When we look at the numbers you quickly get the idea. As most diesels the horsepower isn’t the big reason for its performance, although it is important. The Grand Cherokee EcoDiesel produces 240 horsepower, not bad in the scheme of things. But look at the torque number and you will salivate at the chance to go off-roading and climb a mountain. Consider the 420 lb-ft. of torque will pull a tree out by its roots, well maybe only if you wanted to. The Grand Cherokee Eco Diesel can pull a load with a towing capacity up to 7,400 pounds.
These capabilities are certainly helped by the new eight-speed automatic transmission now available in the Grand Cherokee. One aspect added along with eight speeds is a lower crawl gear ratio of 44.1:1 which aids in climbing over those nasty rocks and trees laying in the trail.
Jeep offers three different four-wheel drive systems to better fit a person’s needs and pocket book. Quadra-Trac I delivers full-time four-wheel drive that is more road-worthy than rugged off-roading, though it will still get you to that back country fishing spot via forest trails and such.

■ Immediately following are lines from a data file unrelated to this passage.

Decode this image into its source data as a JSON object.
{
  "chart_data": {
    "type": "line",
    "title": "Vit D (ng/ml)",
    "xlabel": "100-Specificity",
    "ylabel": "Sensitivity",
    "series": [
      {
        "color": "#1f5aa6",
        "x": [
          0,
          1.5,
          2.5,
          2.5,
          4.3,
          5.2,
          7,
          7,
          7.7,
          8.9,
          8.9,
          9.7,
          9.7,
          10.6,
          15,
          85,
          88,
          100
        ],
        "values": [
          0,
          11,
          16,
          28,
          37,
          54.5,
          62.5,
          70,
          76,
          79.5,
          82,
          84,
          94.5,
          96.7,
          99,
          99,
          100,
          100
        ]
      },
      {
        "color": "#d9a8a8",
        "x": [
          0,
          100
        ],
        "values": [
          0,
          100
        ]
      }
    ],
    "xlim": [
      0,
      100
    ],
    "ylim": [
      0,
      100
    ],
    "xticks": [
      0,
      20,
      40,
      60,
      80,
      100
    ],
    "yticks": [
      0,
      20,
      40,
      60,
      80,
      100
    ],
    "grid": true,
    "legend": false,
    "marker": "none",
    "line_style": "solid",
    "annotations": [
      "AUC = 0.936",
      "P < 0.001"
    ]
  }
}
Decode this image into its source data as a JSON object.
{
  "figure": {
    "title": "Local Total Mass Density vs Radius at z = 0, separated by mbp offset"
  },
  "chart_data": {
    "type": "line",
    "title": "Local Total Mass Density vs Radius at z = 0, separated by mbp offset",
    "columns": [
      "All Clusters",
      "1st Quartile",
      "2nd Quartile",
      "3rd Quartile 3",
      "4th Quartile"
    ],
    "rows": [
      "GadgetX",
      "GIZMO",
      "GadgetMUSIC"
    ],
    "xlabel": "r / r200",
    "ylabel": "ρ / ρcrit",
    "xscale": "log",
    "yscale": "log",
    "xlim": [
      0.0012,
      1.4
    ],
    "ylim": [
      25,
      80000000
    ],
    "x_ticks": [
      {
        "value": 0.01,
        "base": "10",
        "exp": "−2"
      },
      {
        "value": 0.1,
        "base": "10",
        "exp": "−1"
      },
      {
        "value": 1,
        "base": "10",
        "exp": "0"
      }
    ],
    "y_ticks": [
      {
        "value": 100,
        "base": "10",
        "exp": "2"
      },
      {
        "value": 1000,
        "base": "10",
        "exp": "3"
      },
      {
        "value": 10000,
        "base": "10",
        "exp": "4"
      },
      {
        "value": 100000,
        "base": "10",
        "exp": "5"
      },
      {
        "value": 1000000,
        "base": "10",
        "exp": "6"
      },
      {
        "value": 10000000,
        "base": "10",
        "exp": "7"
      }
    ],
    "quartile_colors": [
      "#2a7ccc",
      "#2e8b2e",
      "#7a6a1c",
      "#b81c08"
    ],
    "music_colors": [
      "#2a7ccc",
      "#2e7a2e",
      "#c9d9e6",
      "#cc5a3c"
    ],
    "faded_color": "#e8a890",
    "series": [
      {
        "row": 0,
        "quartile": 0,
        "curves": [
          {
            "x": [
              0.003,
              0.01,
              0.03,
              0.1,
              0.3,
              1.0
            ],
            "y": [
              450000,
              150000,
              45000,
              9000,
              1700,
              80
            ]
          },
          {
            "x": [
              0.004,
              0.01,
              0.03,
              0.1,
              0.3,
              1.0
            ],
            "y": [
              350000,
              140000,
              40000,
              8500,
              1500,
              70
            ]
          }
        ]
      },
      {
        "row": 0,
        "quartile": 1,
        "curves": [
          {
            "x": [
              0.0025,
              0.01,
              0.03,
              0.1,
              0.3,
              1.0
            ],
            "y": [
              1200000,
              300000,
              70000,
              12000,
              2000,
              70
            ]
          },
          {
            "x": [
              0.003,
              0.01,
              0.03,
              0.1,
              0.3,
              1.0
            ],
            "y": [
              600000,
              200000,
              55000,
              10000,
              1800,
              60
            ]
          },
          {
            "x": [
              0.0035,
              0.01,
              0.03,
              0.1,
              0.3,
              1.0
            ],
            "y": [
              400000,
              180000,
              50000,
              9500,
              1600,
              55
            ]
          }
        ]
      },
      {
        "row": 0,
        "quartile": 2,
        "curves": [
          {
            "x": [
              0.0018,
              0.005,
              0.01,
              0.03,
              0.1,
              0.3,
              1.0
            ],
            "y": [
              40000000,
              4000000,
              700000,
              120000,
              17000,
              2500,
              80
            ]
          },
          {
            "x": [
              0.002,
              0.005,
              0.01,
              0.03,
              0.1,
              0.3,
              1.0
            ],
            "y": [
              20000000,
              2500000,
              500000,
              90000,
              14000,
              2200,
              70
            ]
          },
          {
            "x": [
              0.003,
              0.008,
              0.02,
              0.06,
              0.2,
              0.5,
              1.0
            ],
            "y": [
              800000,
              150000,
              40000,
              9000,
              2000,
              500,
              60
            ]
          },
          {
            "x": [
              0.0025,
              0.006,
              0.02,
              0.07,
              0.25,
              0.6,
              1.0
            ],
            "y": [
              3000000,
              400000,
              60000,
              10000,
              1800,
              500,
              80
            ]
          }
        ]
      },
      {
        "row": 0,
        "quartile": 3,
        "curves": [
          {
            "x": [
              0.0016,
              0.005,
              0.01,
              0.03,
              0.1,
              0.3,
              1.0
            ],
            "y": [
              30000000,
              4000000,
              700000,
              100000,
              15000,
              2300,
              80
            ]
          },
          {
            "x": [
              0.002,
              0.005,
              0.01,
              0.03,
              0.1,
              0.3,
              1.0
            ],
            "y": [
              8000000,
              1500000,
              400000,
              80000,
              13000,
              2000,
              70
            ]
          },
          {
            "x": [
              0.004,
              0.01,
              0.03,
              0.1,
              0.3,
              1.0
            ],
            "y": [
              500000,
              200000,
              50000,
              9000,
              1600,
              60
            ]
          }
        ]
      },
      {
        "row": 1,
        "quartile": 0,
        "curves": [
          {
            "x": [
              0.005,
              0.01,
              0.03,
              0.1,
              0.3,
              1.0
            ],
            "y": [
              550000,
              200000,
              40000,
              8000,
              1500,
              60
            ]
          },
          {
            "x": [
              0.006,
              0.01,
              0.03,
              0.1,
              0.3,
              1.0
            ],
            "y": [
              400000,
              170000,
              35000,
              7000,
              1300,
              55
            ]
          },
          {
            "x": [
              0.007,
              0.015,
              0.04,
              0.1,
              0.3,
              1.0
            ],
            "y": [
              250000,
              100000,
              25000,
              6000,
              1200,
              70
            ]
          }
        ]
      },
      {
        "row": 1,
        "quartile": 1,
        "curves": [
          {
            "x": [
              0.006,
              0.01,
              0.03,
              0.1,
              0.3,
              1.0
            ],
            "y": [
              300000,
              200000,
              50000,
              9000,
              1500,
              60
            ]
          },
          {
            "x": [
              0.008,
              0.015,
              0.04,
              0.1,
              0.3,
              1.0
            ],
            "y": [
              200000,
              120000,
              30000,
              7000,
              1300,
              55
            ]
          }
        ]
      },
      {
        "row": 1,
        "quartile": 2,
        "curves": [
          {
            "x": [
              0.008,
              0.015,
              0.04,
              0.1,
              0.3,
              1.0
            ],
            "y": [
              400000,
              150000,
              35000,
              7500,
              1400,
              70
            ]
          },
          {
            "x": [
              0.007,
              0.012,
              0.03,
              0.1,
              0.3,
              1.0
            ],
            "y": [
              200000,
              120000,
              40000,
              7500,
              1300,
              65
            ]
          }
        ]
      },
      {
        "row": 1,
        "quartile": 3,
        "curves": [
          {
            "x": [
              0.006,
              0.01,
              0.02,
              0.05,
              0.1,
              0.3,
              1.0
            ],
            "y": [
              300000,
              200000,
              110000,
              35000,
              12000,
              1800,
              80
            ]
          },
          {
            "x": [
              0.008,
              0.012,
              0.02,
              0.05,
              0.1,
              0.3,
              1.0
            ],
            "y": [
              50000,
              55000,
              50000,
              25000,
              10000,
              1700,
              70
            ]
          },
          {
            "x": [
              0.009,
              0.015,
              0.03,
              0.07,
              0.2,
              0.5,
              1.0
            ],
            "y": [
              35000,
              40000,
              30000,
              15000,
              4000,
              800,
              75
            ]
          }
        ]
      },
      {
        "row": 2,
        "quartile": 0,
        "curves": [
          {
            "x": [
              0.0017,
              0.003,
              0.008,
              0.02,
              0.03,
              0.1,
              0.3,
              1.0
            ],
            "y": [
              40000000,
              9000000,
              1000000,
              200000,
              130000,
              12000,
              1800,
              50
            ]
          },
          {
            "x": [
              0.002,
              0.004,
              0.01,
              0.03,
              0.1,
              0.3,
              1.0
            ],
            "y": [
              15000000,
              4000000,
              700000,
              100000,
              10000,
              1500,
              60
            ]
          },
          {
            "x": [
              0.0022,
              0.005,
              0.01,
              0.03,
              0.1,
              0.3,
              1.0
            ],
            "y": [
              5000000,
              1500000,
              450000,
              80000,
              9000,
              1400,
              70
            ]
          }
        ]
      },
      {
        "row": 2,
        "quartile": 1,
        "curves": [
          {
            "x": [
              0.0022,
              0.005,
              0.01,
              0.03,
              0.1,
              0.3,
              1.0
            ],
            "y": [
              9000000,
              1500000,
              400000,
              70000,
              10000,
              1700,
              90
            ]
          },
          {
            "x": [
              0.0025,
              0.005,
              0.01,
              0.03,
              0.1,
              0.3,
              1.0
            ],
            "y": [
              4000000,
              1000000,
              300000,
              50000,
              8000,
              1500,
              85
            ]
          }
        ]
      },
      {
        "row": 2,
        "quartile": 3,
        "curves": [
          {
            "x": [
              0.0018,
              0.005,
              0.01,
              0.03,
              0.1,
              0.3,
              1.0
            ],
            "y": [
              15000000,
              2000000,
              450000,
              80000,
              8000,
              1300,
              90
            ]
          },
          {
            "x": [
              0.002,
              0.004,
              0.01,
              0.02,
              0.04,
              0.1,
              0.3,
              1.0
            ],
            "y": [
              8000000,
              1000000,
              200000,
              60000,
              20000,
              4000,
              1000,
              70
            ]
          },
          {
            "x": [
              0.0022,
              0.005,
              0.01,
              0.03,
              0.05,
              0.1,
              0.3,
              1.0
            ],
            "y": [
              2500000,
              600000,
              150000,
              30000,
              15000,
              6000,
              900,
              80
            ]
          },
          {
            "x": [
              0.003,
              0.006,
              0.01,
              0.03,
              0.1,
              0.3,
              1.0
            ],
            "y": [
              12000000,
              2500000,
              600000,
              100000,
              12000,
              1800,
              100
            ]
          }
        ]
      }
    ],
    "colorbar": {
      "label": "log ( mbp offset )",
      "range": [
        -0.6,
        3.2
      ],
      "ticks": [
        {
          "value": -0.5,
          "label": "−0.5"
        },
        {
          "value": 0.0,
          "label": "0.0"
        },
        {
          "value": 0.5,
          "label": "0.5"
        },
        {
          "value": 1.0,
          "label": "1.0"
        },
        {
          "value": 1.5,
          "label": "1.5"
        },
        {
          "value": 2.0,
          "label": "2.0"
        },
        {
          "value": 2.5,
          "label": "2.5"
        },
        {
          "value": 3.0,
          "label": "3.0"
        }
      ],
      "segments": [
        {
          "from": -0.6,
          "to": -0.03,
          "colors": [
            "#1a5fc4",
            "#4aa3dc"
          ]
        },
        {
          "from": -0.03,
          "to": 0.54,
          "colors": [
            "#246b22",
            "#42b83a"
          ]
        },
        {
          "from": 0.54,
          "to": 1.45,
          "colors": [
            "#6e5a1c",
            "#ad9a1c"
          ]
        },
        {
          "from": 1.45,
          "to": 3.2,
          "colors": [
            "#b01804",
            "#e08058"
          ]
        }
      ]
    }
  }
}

Quadra-Trac II steps it up a notch with a two-speed transfer case which reads tire slip via a number of sensors and sends power to the wheels with traction. Quadra-Drive II adds a rear electronic limited-slip differential that increases traction in even the worst conditions.
Using the Selec-Terrain system (Jeep speak for electronically controlled four-wheel drive) is simple via the rotating knob on the center console. Driver selectable positions include Sand, Mud, Snow, Rock and Auto. Each mode is programmed for the corresponding conditions. With Quadra-Lift air suspension the Rock position raises the vehicle to a maximum height of 11.3 inches, plenty of ground clearance for clearing large rocks.
Just a few models ago Jeep came under fire for putting their off-roading badge of honor, “Trail Rated,” on a few vehicles that were a bit less off-road capable than some thought they should be. The Jeep Trail Rated badge on the 2014 Jeep Grand Cherokee indicates that the vehicle is designed to perform in a variety of challenging off-road conditions including traction, ground clearance, maneuverability, articulation and water fording. The Trail Rated badge on the Grand Cherokee means business. Though there will probably be few owners who will attempt to take their Grand over the Rubicon Trail this is one Jeep that could conquer that rugged trail. I’ve seen past models do it and would love the opportunity to prove this one can as well.
Paved street comfort is a top consideration potential buyers want in their SUV. However, in the back of their minds there sits an itch they can’t quite satisfy. They want to know they could go bounding over the Outback without a worry, if they so chose. The Grand Cherokee is such a vehicle, able to satisfy that tickle.